Person B: Uhm yeah right
Person A: |that’s that bit| … |that’s a top view| … right so that |hole there … is that| and … |that hole there is that| … so we’ve got a thing, |that’s this| … you |take that| … and that bit |there is the third view, taken from the side|.

The second utterance by speaker A is so heavily indexical that it makes little sense when considered in isolation from the gestures and the referents. Such speech does, however, have the virtue that whilst it relies heavily on the extra-linguistic context for interpretation, it minimises the need for speakers to produce and listeners to interpret technical terminology within the design field; given that these speakers are relative beginners, this facet of mouse gestures is one sensible way of reducing collaborative effort.
In the second example, one of the more expert students uses a mouse gesture to get the attention of his interlocutor:

Person A: what’s happened to that part at the bottom, with the blue bits?
Person B: I’ve highlighted it, you can do that if you choose different views, |see
these buttons at the top, they do that|

This gesture obviously serves an indexical function, but it also serves to draw the partner’s attention to some of the icons at the top of the screen which allow the user to chose different views of the drawing.
The third example involves two novices using mouse gestures first to draw attention to the cursor position and subsequently to refer indexically to a part on the jointly-visible drawing:

Person A: |You see where my cursor is?|
Person B: Yes
Person A: right, we’ll have to extrude |that part first|
Person B: Mhmm
Person A: and then add |on this part on top|
Person B: Uh huh, yeah.

Again this dialogue relies heavily on the extra-linguistic context for interpretability and makes little sense in isolation.

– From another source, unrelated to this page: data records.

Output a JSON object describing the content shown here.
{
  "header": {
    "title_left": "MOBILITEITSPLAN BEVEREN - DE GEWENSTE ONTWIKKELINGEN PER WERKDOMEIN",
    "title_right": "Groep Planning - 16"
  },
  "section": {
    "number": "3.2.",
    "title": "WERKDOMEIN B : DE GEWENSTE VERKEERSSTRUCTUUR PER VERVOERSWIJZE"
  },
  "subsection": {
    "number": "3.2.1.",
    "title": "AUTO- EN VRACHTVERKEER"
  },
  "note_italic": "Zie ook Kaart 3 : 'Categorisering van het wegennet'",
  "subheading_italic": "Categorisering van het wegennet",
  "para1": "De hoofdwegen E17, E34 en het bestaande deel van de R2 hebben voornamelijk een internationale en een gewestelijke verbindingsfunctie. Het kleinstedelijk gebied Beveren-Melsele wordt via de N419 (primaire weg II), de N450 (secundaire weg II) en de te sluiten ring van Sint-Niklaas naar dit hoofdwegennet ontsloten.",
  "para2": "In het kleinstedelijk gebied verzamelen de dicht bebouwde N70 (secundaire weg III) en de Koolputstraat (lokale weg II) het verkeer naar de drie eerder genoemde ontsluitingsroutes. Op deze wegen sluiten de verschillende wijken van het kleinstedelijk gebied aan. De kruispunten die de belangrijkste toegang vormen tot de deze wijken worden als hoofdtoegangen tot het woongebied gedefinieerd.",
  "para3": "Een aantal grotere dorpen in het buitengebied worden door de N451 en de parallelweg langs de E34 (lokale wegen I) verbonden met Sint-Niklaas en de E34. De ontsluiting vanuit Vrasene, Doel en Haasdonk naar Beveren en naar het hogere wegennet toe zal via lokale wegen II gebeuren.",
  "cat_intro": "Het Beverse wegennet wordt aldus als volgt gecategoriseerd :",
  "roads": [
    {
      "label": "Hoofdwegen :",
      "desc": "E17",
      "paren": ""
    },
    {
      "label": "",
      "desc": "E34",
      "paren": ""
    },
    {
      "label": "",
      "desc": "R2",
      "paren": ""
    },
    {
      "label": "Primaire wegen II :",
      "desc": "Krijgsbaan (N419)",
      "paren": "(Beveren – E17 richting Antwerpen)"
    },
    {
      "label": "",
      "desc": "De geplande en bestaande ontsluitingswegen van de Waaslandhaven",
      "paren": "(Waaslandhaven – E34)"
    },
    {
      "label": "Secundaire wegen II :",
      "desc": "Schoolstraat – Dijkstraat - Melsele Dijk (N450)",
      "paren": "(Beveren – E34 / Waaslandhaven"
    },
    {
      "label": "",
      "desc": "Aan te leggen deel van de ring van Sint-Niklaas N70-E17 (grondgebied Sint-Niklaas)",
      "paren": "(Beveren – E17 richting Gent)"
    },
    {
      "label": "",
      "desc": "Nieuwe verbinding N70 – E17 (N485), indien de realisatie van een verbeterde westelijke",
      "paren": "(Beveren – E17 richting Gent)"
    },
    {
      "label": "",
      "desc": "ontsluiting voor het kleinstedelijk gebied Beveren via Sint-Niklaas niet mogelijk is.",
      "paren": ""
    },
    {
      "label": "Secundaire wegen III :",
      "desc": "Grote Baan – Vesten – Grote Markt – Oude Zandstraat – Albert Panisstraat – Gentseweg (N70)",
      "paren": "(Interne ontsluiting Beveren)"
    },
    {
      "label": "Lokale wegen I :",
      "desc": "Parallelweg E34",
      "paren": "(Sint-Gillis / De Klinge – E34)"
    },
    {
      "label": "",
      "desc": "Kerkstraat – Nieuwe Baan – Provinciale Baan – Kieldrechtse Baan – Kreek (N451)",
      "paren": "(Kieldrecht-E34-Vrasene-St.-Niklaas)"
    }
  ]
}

Summary: Our findings suggest that the users, particularly the less experienced second year students adapt to the situation in a sensible manner and use ‘mouse gestures’ strategically to assist grounding of acts of reference, rather than having to rely on their inexpert knowledge of the technical jargon involved in the task.

References:


Clark, H. H. (1996). Using language. Cambridge: Cambridge University Press.
Clark, H.H., and Wilkes-Gibbs, D. (1986). Referring as a collaborative process. Cognition, 22: 1-39.
Isaacs, E.A., and Clark, H.H. (1987). References in conversation between experts and novices. Journal of Experimental Psychology: General, 116: 26-37.
Newlands, A., Anderson, A.H., and Mullin, J. (1996). Dialog structure and cooperatiave task performance in two CSCW environments. In J.H. Connolly and L Pemberton (Eds.) Linguistic Concepts and Methods in CSCW (pp. 41-60). Springer-Verlag. London.
O’Conaill, B., and Whittaker, S. (1997). Characterizing, predicting, and measuring video-mediated communication: a conversational approach. In K.E. Finn, A.J. Sellen and S.B. Wilbur (Eds.) Video-Mediated Communication (pp. 107-131). NJ: Lawrence Erlbaum Associates.